Basically, the formula for disk per node is D x RF / N x O / C with the variables defined below:
- D is your overall data size.
- RF is your replication factor. Most clusters use at least 2 (for durability) or 3 (for combined durability and availability at CL=Quorum).
- N is the number of nodes in your cluster. This has to be at least RF. You'll also want to increase this number until you get to a comfortable "disk per node" result.
- O is an overhead multiplier for indexes and unmerged sstables on disk. I would use at least an O=2 factor here unless you have almost no indexes and extremely stable data.
- C is the factor you'll save with Cassandra 1.0+ compression support, assuming you enable it. This will be approximately the savings you get from gzipping a file with representative content. Use C=1 if compression is disabled. If compression tends to cut the size of your data in half, try C=0.6 or so because compression isn't used on everything (for example, indexes).
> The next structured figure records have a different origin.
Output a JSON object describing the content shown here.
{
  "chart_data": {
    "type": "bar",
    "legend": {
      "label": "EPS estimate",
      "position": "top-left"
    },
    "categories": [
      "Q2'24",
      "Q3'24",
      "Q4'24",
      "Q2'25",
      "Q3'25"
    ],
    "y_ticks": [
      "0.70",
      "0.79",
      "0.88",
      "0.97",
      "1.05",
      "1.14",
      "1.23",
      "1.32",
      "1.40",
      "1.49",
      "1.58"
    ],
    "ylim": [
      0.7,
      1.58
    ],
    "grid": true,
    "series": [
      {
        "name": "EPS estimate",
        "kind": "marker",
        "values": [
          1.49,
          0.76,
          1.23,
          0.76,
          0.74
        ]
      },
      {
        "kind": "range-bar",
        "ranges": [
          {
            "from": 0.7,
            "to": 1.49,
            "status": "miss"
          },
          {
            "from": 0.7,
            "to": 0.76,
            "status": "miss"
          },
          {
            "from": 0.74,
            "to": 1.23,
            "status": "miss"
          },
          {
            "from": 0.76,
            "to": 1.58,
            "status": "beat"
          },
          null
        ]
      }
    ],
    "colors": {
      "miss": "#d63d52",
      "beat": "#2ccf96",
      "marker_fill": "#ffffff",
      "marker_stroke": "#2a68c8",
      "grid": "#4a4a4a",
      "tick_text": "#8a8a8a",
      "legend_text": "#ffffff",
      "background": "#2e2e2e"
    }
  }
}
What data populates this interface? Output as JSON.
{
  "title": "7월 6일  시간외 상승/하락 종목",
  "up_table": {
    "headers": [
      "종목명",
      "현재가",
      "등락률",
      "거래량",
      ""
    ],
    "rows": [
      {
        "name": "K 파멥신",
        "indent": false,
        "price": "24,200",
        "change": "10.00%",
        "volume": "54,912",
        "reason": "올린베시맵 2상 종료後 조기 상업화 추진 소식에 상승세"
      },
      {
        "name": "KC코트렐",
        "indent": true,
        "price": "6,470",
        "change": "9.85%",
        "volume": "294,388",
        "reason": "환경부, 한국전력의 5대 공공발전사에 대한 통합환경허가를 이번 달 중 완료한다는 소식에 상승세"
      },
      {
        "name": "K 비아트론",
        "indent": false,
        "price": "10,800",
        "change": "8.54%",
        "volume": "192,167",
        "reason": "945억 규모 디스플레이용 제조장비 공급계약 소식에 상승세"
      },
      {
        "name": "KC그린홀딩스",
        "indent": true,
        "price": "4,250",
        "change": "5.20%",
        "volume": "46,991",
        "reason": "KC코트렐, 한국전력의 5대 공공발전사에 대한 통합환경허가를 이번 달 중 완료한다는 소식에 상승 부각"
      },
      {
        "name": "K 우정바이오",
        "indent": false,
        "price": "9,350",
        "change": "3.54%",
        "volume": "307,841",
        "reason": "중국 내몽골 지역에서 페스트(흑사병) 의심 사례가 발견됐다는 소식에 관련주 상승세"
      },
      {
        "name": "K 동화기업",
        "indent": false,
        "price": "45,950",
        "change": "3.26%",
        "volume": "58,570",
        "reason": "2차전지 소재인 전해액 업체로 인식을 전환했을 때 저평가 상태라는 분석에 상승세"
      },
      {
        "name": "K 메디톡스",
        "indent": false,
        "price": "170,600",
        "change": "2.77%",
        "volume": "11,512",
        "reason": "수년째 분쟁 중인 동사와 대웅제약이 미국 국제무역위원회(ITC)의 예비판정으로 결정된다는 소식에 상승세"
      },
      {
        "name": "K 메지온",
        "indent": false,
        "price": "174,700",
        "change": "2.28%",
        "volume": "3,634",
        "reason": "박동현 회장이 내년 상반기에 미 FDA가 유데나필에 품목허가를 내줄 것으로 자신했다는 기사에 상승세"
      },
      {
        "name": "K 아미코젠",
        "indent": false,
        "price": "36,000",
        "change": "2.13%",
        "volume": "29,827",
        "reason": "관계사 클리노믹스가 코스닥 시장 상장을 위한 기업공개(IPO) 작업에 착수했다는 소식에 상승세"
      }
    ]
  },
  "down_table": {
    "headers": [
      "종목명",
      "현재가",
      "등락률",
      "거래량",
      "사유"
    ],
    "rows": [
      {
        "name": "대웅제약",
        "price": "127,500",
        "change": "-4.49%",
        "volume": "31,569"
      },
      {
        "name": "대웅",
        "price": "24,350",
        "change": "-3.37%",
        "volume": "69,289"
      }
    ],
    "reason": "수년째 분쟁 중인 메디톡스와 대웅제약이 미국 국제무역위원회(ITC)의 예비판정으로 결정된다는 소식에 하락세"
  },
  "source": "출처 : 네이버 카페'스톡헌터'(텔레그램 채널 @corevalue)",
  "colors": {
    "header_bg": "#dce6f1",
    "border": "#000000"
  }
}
Once you've gotten some numbers, you should target a "disk per node" that's no more than 30% of the available local storage so that you don't have to immediately grow the cluster and so snapshots are possible.
Memory planning depends a lot more on how your schema looks, but you'll want at least 4GB devoted to Cassandra on each node. The OS will be able to use anything beyond that for highly beneficial disk caching. More memory only becomes completely useless once it substantially exceeds the actual amount of data resident on disk.